Tonight, Mary and I experienced an "in your face" event that really brought the Blue Road concept home.
As a special education teacher I have seen all too often the disfunctional environments many of my students have to survive in. Too many times I found the life being drained from me as I tried to find some way--any way-- to influence positive change in their lives.
Until 2009, I have always been teaching in what I laughingly refer to as "The Front Lines" of hell. The students in my classroom have always been just one step short of chaos, and one step shy of success. Generally I have been very instrumental with guiding the majority towards success. Not that it has always been applauded by the powers to be. Seems I was always overlooking the financial incentive for having kids in schools. Taking a student who needs 10 credits to graduate usually takes just over 1 1/2 school years, maybe two for a special education student. This translates into 1.5 FTE funding for a school--at the premium rate for a student with an IEP.
I have always looked at running a business from the QUANITY model. That is the more I can turn over, the more I make. My dad always used to say it is better to sell 100 widgets for .50 cents and make a .30 cent profit off each one than it was to sell 50 widgets for .80 cents each and make a profit of .60 cents each. Dad reasoned the consumer will be more likely to by the cheaper widget, your business looked good, and you had more leverage with your supplier to negotiate the price. So it made sense I looked at education in the same light.
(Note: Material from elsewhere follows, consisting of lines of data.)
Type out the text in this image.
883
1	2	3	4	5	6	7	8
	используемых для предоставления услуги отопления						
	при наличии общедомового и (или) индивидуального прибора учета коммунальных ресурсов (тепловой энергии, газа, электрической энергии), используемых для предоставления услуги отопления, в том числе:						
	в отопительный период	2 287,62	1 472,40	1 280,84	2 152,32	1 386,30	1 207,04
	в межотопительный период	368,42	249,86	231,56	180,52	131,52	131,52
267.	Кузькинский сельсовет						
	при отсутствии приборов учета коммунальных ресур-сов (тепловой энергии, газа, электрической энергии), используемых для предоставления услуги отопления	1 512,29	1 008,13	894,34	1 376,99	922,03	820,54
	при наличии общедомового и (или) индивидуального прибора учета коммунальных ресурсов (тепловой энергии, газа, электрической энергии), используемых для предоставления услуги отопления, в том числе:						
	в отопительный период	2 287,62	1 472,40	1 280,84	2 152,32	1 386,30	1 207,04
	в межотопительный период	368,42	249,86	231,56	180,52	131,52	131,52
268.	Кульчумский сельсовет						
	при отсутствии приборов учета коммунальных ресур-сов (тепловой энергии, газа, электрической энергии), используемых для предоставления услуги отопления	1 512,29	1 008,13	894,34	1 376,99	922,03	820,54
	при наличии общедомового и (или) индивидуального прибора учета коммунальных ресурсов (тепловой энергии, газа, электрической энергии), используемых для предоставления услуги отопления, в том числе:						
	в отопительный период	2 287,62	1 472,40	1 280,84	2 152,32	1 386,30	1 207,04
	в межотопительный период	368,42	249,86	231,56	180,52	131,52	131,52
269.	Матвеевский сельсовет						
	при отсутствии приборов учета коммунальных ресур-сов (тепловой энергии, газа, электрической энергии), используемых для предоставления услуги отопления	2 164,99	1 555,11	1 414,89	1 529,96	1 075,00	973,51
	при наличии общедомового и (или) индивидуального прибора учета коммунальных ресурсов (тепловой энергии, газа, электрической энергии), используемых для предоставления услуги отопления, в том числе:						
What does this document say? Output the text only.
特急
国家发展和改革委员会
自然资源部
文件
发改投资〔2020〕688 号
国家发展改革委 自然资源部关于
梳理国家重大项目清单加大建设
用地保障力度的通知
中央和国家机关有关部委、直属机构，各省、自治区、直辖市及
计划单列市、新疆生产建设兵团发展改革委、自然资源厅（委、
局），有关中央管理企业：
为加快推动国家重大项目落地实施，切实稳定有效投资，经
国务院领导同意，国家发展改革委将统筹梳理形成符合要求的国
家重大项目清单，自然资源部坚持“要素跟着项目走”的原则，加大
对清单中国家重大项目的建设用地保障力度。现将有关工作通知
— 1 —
I had students who were 17 and older, generally closer to 19 or 20. Most had 50% of their required credits to graduate and wanted to do so in an expeditious manner. So I went about arranging a program that would have the students graduating in less time than the charter school thought was necessary.
But I digress, my point is that here, in Lillington, North Carolina of all places, I have found some resemblance of reality. Where the ends justify the means if it is done in such a way people benefit. In a place where the nearest interstate highway is 40 miles in any direction, these people of the Blue Roads have an appreciation for life. This is exactly what Mary and I are wanting to encounter on the road. A place where folks understand life is more than McDonald's or Pizza Hut. Though there are franchises here, they are not the first choice. Life is tough here. There is no running to the mall to escape nor is there a downtown to fantasize about providing financial security via investments in commodities and futures. Here there is only determination and tradition.
This is the Blue Road Mary and I traveled tonight. At a dinner hosted by a local church, to recognize the teachers who provide that determination to their congregation's children. It was simple. Some would say blantantly simple. It was disheveled and chaotic. But it was important to the folks along this Blue Road, North Carolina Highway 27 West (NC Hwy 27 W). The county school superintendent was there. As was the county commissioner whose family has been part of Harnett county since the days King George signed the land deeds; which are still on file with the county clerk's office in many counties in North Carolina. North Carolina's Secretary of State even drove the 50 some miles south from Raleigh to attend the event. In the end, the event was as much a celebration of the children as it was the people who influence them. It was a night of community--some would say was one step from chaos, and one step shy of success. But this night, it sure felt like it was oh so much closer to success.